自分の目がほとんど信じられなかった。あいつらは物凄い勢いでやって来た! 宝物庫にこんなに多くの人が一度に入ったのは初めてだ。騒音と異常で、まるで壁が侮辱を受けて震えているかのようだった。耳が赤くなるのを感じた。家に侵入してきた奇妙な男たちは、傷が付くほど強く私の腕をつかんだ。私は殴りかかり、思い切り蹴りを入れた。叫びもしたけど、無駄なことはあの時でさえ分かっていた。私の声など誰にも聞こえない。これまで何度も叫んできたけど、いつも答えるのは反響だけだった。

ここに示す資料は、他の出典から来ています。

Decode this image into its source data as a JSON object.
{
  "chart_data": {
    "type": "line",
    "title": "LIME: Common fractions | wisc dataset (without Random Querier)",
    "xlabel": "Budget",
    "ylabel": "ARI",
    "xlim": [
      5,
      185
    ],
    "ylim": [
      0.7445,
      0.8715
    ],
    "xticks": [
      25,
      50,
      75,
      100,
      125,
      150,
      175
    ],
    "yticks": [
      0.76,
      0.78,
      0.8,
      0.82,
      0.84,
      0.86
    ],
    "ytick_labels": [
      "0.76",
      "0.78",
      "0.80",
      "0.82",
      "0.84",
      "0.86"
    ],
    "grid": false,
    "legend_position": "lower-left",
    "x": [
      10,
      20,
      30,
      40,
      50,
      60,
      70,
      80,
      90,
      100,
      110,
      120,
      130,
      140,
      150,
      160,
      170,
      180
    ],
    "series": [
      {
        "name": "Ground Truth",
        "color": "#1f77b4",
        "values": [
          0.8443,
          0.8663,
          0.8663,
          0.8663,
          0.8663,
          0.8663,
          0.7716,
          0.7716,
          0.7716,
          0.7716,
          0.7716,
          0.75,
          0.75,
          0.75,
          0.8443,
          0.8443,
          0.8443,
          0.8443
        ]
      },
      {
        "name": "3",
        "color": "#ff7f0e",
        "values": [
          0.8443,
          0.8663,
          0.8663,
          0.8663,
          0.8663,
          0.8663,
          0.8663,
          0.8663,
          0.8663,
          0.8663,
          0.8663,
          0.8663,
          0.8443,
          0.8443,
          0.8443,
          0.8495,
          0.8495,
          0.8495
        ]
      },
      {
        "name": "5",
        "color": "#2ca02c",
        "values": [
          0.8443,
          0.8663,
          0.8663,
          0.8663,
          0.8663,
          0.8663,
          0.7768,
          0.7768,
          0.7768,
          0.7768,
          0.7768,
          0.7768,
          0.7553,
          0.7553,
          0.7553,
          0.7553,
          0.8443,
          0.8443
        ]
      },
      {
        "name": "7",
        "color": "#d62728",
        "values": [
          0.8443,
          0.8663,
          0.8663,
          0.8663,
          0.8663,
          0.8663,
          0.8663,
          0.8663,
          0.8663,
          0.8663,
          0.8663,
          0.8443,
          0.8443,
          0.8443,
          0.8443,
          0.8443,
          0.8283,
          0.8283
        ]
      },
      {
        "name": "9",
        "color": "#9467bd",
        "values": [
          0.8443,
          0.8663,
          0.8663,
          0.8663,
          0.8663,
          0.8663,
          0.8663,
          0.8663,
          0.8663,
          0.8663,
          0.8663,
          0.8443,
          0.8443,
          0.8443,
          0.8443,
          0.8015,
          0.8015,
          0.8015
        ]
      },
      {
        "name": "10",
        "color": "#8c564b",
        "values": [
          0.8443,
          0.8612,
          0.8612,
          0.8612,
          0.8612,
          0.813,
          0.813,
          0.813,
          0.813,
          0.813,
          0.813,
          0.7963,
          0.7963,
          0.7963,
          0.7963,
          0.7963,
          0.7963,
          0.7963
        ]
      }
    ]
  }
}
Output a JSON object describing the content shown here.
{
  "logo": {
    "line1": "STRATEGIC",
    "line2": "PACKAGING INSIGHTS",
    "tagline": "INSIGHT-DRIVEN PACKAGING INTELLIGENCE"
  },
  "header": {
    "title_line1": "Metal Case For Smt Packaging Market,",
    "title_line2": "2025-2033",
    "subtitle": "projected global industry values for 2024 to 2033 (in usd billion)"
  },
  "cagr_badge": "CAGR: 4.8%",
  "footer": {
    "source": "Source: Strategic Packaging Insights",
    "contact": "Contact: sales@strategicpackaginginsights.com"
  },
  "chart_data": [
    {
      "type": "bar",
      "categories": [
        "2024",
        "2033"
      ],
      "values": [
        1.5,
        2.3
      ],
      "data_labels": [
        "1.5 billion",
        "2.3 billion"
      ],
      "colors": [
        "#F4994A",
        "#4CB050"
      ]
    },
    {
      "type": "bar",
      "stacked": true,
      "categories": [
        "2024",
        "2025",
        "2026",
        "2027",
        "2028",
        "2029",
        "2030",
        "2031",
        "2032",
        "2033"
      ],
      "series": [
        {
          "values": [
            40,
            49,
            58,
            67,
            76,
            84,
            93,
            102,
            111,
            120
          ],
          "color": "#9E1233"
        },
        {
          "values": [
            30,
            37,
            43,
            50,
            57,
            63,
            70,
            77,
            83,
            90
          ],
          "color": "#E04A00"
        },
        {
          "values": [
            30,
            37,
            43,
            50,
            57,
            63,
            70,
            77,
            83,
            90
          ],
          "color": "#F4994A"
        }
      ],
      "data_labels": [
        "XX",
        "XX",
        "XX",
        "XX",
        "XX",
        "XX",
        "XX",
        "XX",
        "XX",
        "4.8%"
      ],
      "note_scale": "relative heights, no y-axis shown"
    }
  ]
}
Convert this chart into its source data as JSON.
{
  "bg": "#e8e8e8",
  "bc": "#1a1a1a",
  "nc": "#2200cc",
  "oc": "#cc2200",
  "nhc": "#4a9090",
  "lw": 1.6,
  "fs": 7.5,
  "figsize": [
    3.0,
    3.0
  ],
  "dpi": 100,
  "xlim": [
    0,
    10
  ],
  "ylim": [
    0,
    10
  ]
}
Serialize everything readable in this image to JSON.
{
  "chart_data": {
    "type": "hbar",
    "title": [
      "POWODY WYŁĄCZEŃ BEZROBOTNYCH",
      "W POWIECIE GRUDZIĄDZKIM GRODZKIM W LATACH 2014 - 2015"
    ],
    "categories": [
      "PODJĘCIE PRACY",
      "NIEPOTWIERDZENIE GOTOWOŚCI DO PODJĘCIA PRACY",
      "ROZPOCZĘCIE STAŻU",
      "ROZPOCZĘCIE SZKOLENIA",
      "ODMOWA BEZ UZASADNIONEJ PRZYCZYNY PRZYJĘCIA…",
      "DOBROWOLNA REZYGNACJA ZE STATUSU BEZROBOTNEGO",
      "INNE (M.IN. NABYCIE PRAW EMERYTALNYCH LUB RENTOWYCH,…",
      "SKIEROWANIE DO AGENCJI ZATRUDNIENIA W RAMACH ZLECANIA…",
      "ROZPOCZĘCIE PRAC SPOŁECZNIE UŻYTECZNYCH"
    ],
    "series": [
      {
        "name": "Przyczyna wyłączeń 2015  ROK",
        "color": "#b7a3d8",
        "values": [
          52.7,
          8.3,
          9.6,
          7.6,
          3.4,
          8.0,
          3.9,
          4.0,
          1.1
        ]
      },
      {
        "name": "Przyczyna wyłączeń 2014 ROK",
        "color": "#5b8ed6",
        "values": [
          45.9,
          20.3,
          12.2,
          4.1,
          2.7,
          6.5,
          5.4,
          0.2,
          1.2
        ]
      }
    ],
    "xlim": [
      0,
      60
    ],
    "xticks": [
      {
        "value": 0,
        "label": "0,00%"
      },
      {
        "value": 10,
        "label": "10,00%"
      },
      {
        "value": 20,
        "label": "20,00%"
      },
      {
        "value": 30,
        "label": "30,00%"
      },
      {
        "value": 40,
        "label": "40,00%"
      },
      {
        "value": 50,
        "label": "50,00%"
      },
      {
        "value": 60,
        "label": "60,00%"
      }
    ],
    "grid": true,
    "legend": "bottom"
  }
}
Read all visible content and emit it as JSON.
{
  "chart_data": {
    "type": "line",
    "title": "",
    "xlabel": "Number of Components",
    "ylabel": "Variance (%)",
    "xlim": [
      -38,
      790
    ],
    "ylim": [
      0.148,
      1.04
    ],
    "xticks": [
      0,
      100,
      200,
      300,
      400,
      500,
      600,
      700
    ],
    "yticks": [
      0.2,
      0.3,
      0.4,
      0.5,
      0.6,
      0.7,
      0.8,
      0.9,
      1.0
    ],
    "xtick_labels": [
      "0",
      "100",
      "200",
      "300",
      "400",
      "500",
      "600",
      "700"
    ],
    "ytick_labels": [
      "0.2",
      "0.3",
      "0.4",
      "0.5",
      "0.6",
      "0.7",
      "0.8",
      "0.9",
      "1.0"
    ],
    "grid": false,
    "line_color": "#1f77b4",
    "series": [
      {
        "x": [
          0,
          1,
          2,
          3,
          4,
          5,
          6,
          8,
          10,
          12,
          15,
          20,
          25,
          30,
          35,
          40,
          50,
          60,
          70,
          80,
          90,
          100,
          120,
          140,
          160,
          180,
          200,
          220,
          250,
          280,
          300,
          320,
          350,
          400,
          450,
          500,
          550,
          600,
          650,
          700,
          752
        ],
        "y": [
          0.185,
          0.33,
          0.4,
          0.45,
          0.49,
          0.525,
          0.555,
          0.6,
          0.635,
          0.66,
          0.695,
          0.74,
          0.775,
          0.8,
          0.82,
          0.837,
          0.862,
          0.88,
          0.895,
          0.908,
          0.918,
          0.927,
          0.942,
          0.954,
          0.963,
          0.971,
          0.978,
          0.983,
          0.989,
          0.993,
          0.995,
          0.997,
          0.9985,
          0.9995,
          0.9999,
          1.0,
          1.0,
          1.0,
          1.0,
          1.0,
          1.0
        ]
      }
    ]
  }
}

でも捕まったと思った時、私の内部で何かが解き放たれた。それは私の胸の中から鞭のように飛び出した。痛みを感じたか、それとも何も感じなかったのかは覚えていない。その感覚は私を完全に圧倒した。叫びたかったけど、肺に空気が残っていなかった。少しの間、私には光しか見えなかった。眩しさが全てを洗い流し、光が隅々まで拡がり、全ての影を追い払った。その後は、無が続いた。

目を覚ますと、床に死体が転がっていた。他の者たちは消えていた。また、私は一人だった。何が起きているのか分からないけど、何かが変わろうとしている。永久に。